Epílogo

 

CLAUDETTE balbuceó.

–Chica lista –la aduló Nathaniel en voz baja, frotando su nariz contra la de la pequeña.

La niña siguió balbuceando y le dedicó una sonrisa desdentada.

–Ahora tienes que volver a dormirte. Mamá tiene que descansar.

Hubo más balbuceos.

Nathaniel revisó el pañal y dio gracias a Dios por que no se lo hubiera ensuciado en su guardia. Conocía a Aliana –que se había presentado de buenas a primeras en su casa anunciando que había dimitido de Monte Cleure– y a Clotilde, y las dos se habían nombrado a sí mismas «niñera», con lo cual habrían discutido por ver quién se lo cambiaba. Pero la noche era un momento íntimo, un tiempo solo para él, Catalina y su hija.

Dejó a Claudette en la cuna, revisó el intercomunicador y salió de la habitación.

Al volver a meterse en la cama en la habitación de al lado, le llegaron más balbuceos a través del monitor, un sonido feliz que nunca se cansaría de escuchar.

Catalina se dio la vuelta y le pasó una mano por la mejilla.

–Feliz Navidad, amor mío.

–Feliz Navidad, mon papillon.

Y por primera vez en casi treinta años, Nathaniel supo que aquella iba a ser una Navidad feliz.

Nevaba sobre la ciudad de Nueva York, lo que haría las delicias de los niños al despertar. Y las suyas.

La nieve ya no evocaba los crueles recuerdos de todo lo que había perdido. Su pasado era ahora un contraste para todo lo que había ganado. Su esposa, su hija, su familia.
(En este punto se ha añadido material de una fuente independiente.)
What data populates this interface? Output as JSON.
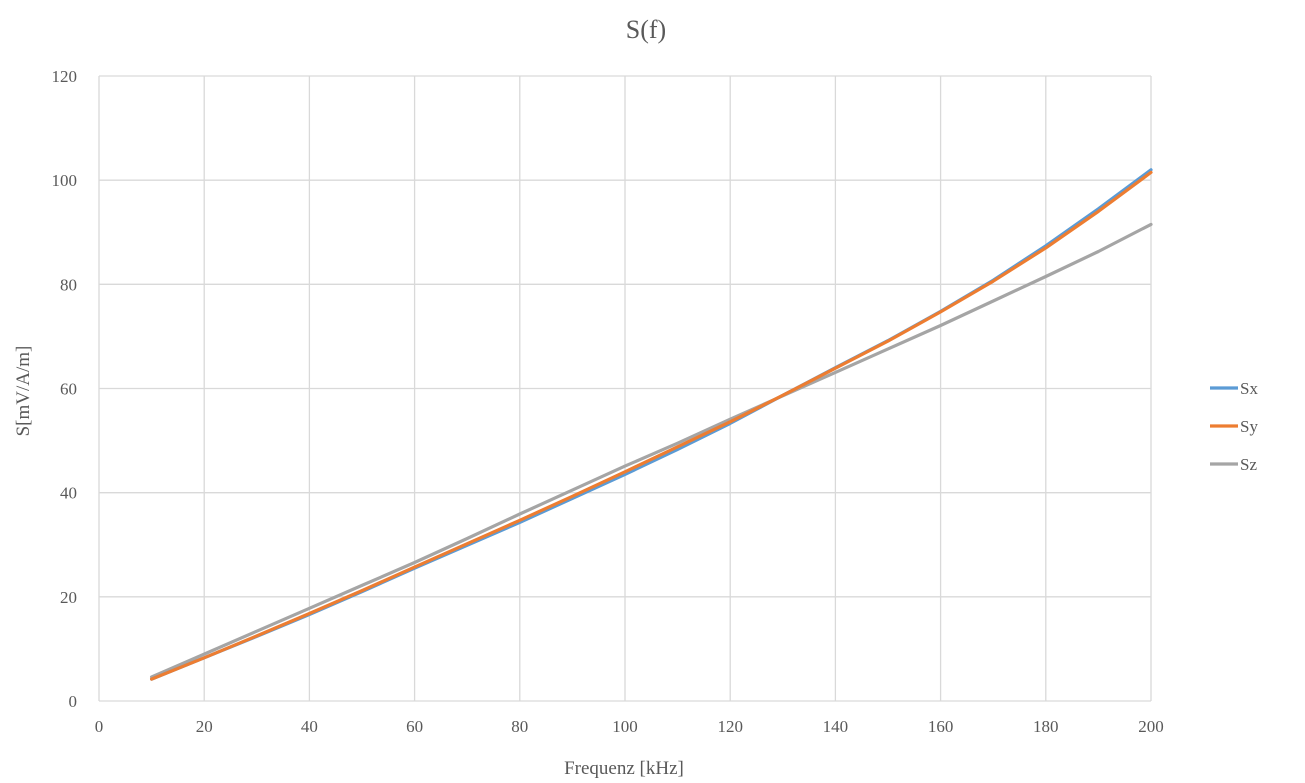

La noche anterior, el rey se había presentado acompañado por una corte de sirvientes preguntando si podía conocer a su nieta.

Sabiendo que no podía tocarlos estando allí, pero manteniendo una saludable cantidad de medidas de seguridad por si acaso, lo dejaron entrar y vieron cómo Claudette le derretía el corazón. Bueno, solo se lo descongelaba un poco.

–¿Quieres ahora tu regalo? –le preguntó a su esposa, acurrucándose contra su cuello.

–¿Es grande?

Nathaniel pegó su erección al muslo de Catalina.

–Enorme.

Y ella lo abrazó entre risas.

Sí. Estaba siendo una Navidad verdaderamente feliz.